Monday, October 18, 2010

Back to the Parkway's South end

at 6000 feet
weathered silver

Linville Falls Park

 Back to the Painted  Mountains
10/15/10
It is here.  Finally.  The colors we have been chasing for months have come. 
We left Bethune, South Carolina  and a tearful Dottie four days  ago.  JoAnn looks a lot like her mother so say her Uncle Jack in Bethesda and her mother’s friend Dottie in Bethune.  Since JoAnn’s mother, Mary,  passed away a year ago seeing JoAnn was a shock to Jack & Dottie.  JoAnn survived her visit to her childhood home in fair if somewhat somber spirit.  You can go home again.... kind of.
The last last two days, with full hook ups, were  up at Fletcher Lake Resort, North Carolina.  Hooking up to tv for the first time in two months we were reminded why we did not miss it.  It’s just so much flagellation.  In 30 minutes you are bored and tired at the same time!  We also spent those two days visiting Asheville craft shops and the Wedge brewery for some very smooth and creamy lagers and too many peanuts.  Also we tried getting used to the fast drop in  temperatures dipping down to 30’s at night.  So this is why snow birders run for the South in flocks.  Fortunately we are scheduled for Savannah then Florida in a few weeks.

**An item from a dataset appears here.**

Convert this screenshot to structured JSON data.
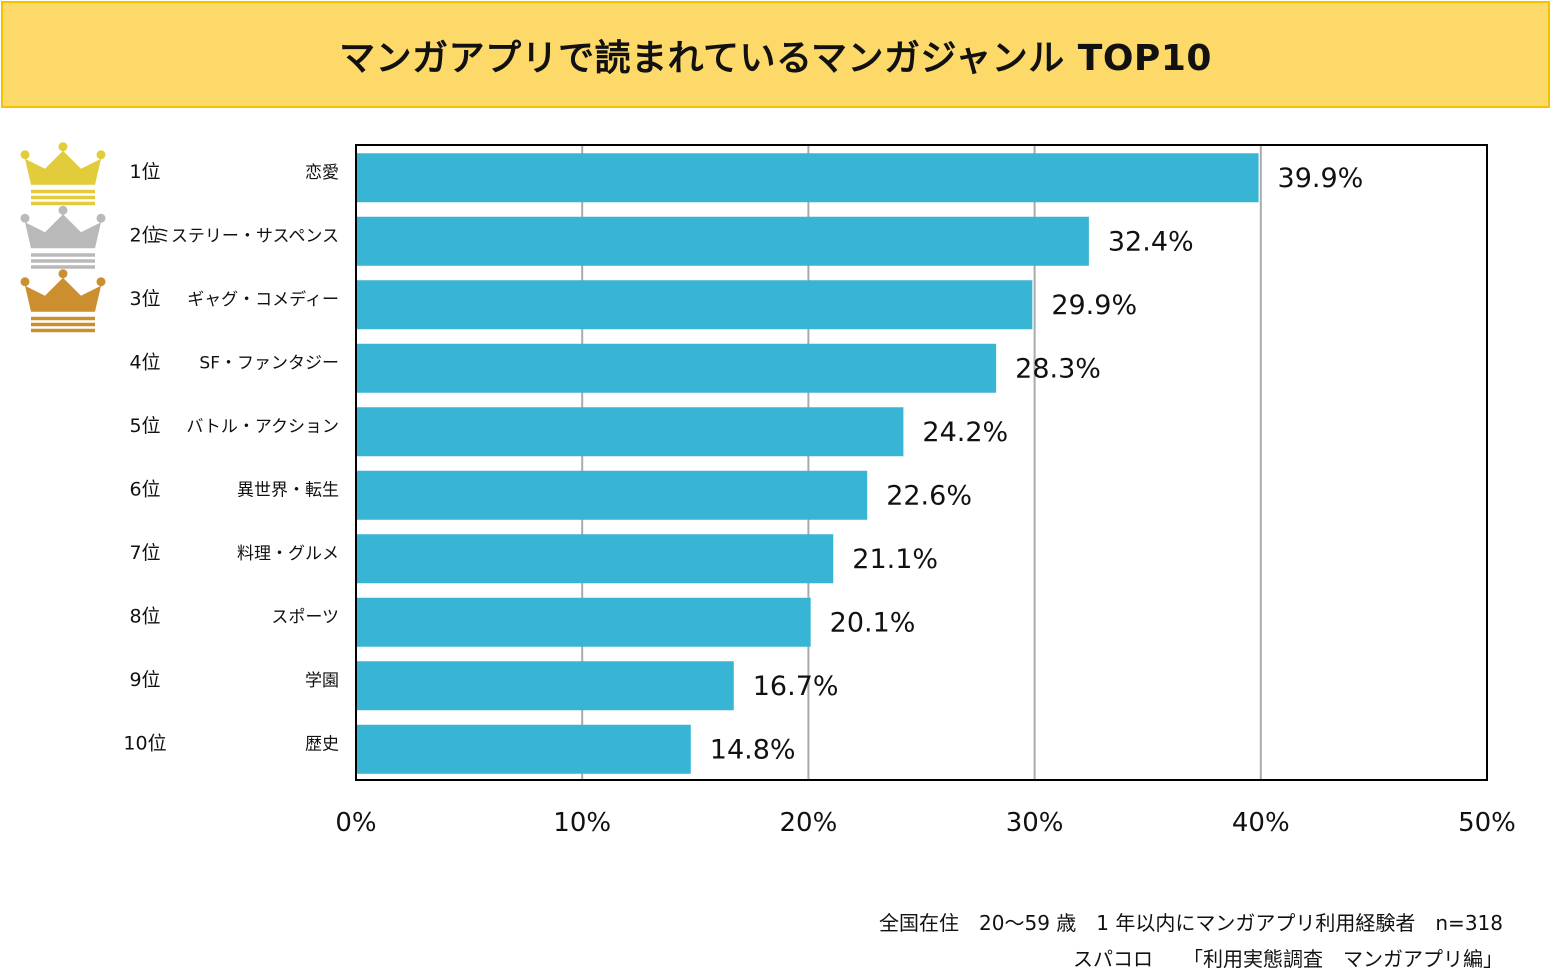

We just may stay in Florida for the winter ourselves.
Walk to Linville Falls
But to the main event at hand, we pressed on with our return to the Southern end of the Blue Ridge Parkway.   According to the National Park Service peak Appalachian colors will be October 17th to the 23rd.  Pretty specific but they have the data.  Today is the 15th.    Somehow you suspect nature will have its own clock.  After moving up the Parkway for a hundred miles or so we will leapfrog to the West and US 81 then north up the Shenandoah Valley to  the beginning of the Skyline Drive at Front Royal, Virginia.  Then we can leisurely cruise at 35 mph south down the twisting ridge line at the “peak” of color visiting a few of the campgrounds we stayed at a just few weeks ago.
So, today we headed for the Folk Arts Center on the Parkway east of Asheville for art works of very high quality.  A budget strainer.  As we gained elevation the colors of fall also began to gain intensity while flying cloud shadows dipped and crested in the valleys and on the hills.
Suddenly, where the newly paved black and striped yellow two lane road entered into a tunnel of hardwood trees whose sunny canopy branched  a hundred feet above  with filtered and dappling light, a great wind came rushing up a hidden canyon and swayed the trees ahead and around us with a massive swirling gusting.  Trees moving like tossing ocean waves shook off thousands of golden yellow leaves as we drove into this animated tableau.  With the sunlight bright upon the scene an almost violent blizzard of yellow and red leaves swirled,  twisted, and danced in the air,  skittered across the road,  peppered our cab and crystalized all around us with an effervescent   rain of jewels contained within this arboreal cathedral almost blurring the surrounding forest.  The motions, sight, and sounds, stopped our hearts and caught our breaths in our throats.  Have we entered some other worldly realm?  JoAnn cupped her hands to her face  in utter disbelief and we knew this moment was a magical confluence of all that is beautiful on earth.  We were stunned all the more so because after continuing to move through it for several moments  it tapered away as if our presence, our reactions, meant nothing, that this was the natural course of nature witnessed by only those with some celestial privilege or timing.    
It was the motion of so many elements at once, the suddenness,  the randomness of each leaf yet the logic of each wave’s  form,  the luminescent golden sparkle and envelopment.  It was how it’s current carried us along.  We were given that moment that comes before the final surrender.
I know this borders on the overtly sentimental and maudlin but my meager words leave me helpless to describe what we felt, what we will never forget.   For   many miles afterward  we tried to hold on to the magic in our mind’s eye and asked,
Did we just see that?  Did that just happen to us?
I desist now lest I go too far away and never come back.